Getting started in wholesale real estate is an exciting time for new and experienced property investors alike. However, many underestimate the unique aspects of this strategy. While some general real estate or investment principles apply, others are particular to wholesale deals. And those who aren’t aware are at risk of some very common pitfalls. Read on as we explore these frequent but impactful issues and provide tips for avoiding them.
Inadequate Due Diligence
Wholesaling is different than traditional real estate in a number of ways, including the amount of work involved in due diligence that would often be completed by real estate agents or title companies in other cases. One of the biggest potential issues is with the home’s title, which may have liens or other encumbrances that owners aren’t aware of or don’t disclose.
These risks are particularly significant when using quit-claim deeds, which provide no guarantee the property is free and clear or even fully owned by the supposed seller. Furthermore, expenses like insurance (especially in areas like flood zones), property taxes, and HOA fees can vary widely, dramatically affecting the actual monthly out-of-pocket costs for future owners or investors. Inadequate due diligence can cause major issues with a sale or scuttle it altogether.
Overestimating Property Value
Wholesalers may often find themselves looking at sales a bit too optimistically. It’s natural to hope things work out for the best, but it can be a critical error when underwriting deals. It’s vital for wholesalers to have an intimate knowledge of their market, including the mix of housing, the pace of sales, how close the sales price is to the list price, and various smaller factors unique to neighborhoods or areas that can have an impact. By overestimating the final sales price and overpaying, wholesalers can blow their entire margin or make the deal unattractive to end investors.
A related aspect to this pitfall is the potential for underestimating repairs. Wholesalers need an excellent eye for spotting necessary maintenance or updates, including ones that may be less obvious, like mold, foundation issues, and older electrical or plumbing systems. These naturally need to be factored in with appropriate price deductions to entice investors.
Unlike traditional real estate transactions, those practicing wholesale real estate do much more of their own negotiation. Unfortunately, lousy negotiation skills can have a significant impact on your business.

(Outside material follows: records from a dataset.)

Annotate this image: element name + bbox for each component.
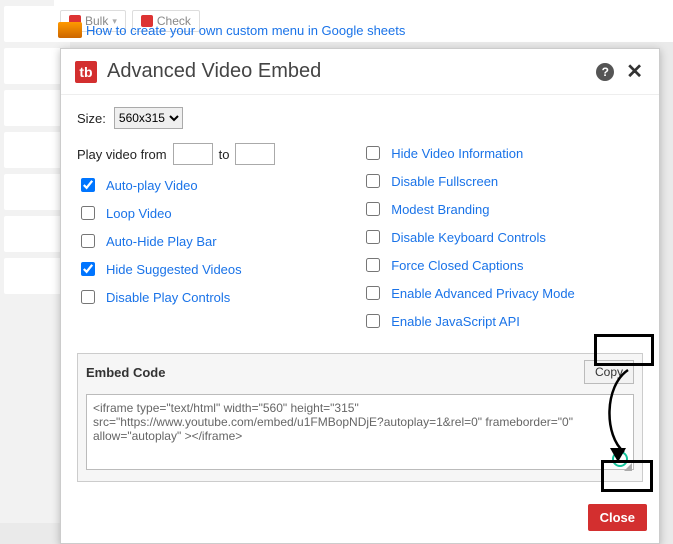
size-label: Size: [77,111,106,126]
checkbox[interactable] [366,146,380,160]
checkbox[interactable] [366,314,380,328]
dialog-body: Size: 560x315 Play video from to Auto-pl… [61,95,659,496]
video-thumb-icon [58,22,82,38]
options-right-col: Hide Video Information Disable Fullscree… [362,143,643,339]
checkbox[interactable] [366,202,380,216]
dialog-title: Advanced Video Embed [107,60,321,83]
advanced-embed-dialog: tb Advanced Video Embed ? ✕ Size: 560x31… [60,48,660,544]
embed-label: Embed Code [86,365,165,380]
option-label[interactable]: Auto-Hide Play Bar [106,234,217,249]
checkbox[interactable] [81,262,95,276]
embed-panel: Embed Code Copy [77,353,643,482]
playfrom-to: to [219,147,230,162]
checkbox[interactable] [81,178,95,192]
dialog-header: tb Advanced Video Embed ? ✕ [61,49,659,95]
option-force-cc[interactable]: Force Closed Captions [362,255,643,275]
option-label[interactable]: Force Closed Captions [391,258,523,273]
option-autoplay[interactable]: Auto-play Video [77,175,332,195]
option-hide-info[interactable]: Hide Video Information [362,143,643,163]
checkbox[interactable] [81,234,95,248]
checkbox[interactable] [366,286,380,300]
size-row: Size: 560x315 [77,107,643,129]
playfrom-end-input[interactable] [235,143,275,165]
size-select[interactable]: 560x315 [114,107,183,129]
checkbox[interactable] [366,258,380,272]
thumb [4,216,62,252]
tubebuddy-logo-icon: tb [75,61,97,83]
option-hide-suggested[interactable]: Hide Suggested Videos [77,259,332,279]
option-label[interactable]: Auto-play Video [106,178,198,193]
thumb [4,90,62,126]
thumb [4,48,62,84]
option-label[interactable]: Disable Fullscreen [391,174,498,189]
thumb [4,132,62,168]
copy-button[interactable]: Copy [584,360,634,384]
close-button[interactable]: Close [588,504,647,531]
option-loop[interactable]: Loop Video [77,203,332,223]
playfrom-label: Play video from [77,147,167,162]
options-left-col: Play video from to Auto-play Video Loop … [77,143,332,339]
option-label[interactable]: Enable Advanced Privacy Mode [391,286,575,301]
checkbox[interactable] [366,174,380,188]
checkbox[interactable] [81,206,95,220]
checkbox[interactable] [366,230,380,244]
option-modest-branding[interactable]: Modest Branding [362,199,643,219]
option-label[interactable]: Hide Video Information [391,146,523,161]
option-label[interactable]: Hide Suggested Videos [106,262,242,277]
thumb [4,174,62,210]
grammarly-icon [612,451,628,467]
option-autohide-bar[interactable]: Auto-Hide Play Bar [77,231,332,251]
play-from-row: Play video from to [77,143,332,165]
embed-code-textarea[interactable] [86,394,634,470]
option-label[interactable]: Disable Keyboard Controls [391,230,546,245]
help-icon[interactable]: ? [596,63,614,81]
option-disable-fullscreen[interactable]: Disable Fullscreen [362,171,643,191]
option-disable-keyboard[interactable]: Disable Keyboard Controls [362,227,643,247]
playfrom-start-input[interactable] [173,143,213,165]
option-label[interactable]: Loop Video [106,206,172,221]
option-privacy-mode[interactable]: Enable Advanced Privacy Mode [362,283,643,303]
option-label[interactable]: Enable JavaScript API [391,314,520,329]
option-label[interactable]: Modest Branding [391,202,489,217]
option-disable-controls[interactable]: Disable Play Controls [77,287,332,307]
thumb [4,258,62,294]
top-toolbar: Bulk ▾ Check How to create your own cust… [54,0,673,42]
option-js-api[interactable]: Enable JavaScript API [362,311,643,331]
dialog-footer: Close [61,496,659,543]
video-title-link[interactable]: How to create your own custom menu in Go… [86,23,405,38]
checkbox[interactable] [81,290,95,304]
close-icon[interactable]: ✕ [624,62,645,82]
option-label[interactable]: Disable Play Controls [106,290,230,305]
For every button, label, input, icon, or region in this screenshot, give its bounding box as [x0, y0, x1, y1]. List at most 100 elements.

Sometimes, you may end up overpaying when a more skilled wholesaler could have gotten the same property for less.
In others, you might find deals falling through due to a lack of trust and connection between you, the sellers, and potential investors buying it. While many focus on the numbers and hard facts of the deal, skilled negotiators know the personal element is equally, if not more, important toward a successful sale. It’s vital to know when to push and back off, which issues are significant enough to bring up, and which are relatively unimportant.
Lack of Networking
At its core, wholesale real estate is a marketing and networking job. To be sure, wholesalers need to know about the particulars of real estate, but without an investor to sell to, there’s no potential for profit. Wholesalers need to actively network with other real estate investors in the area, developing relationships and learning the types of properties they’re looking for. This can be done in a variety of ways, from online forums to local real estate investment association meetups.
Those who don’t develop many connections could see deals fall through if they can’t find an end buyer, sacrificing the valuable time and work they’ve already invested. Networking can also be critical to the continued education of those wholesaling, who can learn about market conditions and other factors from fellow wholesalers.
Legal or Ethical Issues
Wholesale real estate laws can vary from state to state and even city to city. As one of the newer fields of real estate, regulations tend to be less firmly set. However, it’s critical to fully understand how they affect your business. Deals conducted outside the law’s bounds could result in the cancelation of the sale and potential penalties for wholesalers. When in doubt, having a skilled attorney with real estate experience as part of your network can be helpful, ready to help with unclear or new situations.
There’s also an ethical element beyond the requirements of the law. Homeowners selling to wholesalers are often under financial stress, need to sell quickly, or may simply not have much knowledge of real estate. Unscrupulous wholesalers could take advantage of these people, buying their houses for far less than they’re truly worth and scoring a windfall profit. Others may fudge their numbers or conveniently fail to mention potential issues to clients they sell properties to. While both actions might appear helpful at the time, they risk damaging your reputation and potential for long-term growth and success.
Thrive in Wholesale Real Estate By Avoiding Common Mistakes
There’s no doubt wholesale real estate presents incredible opportunities for hard-working real estate investors, especially those looking to get started without a lot of cash. But there’s an equal amount of pitfalls that can derail wholesalers as well. Remember these common issues, and you’ll be far ahead on your quest for real estate success.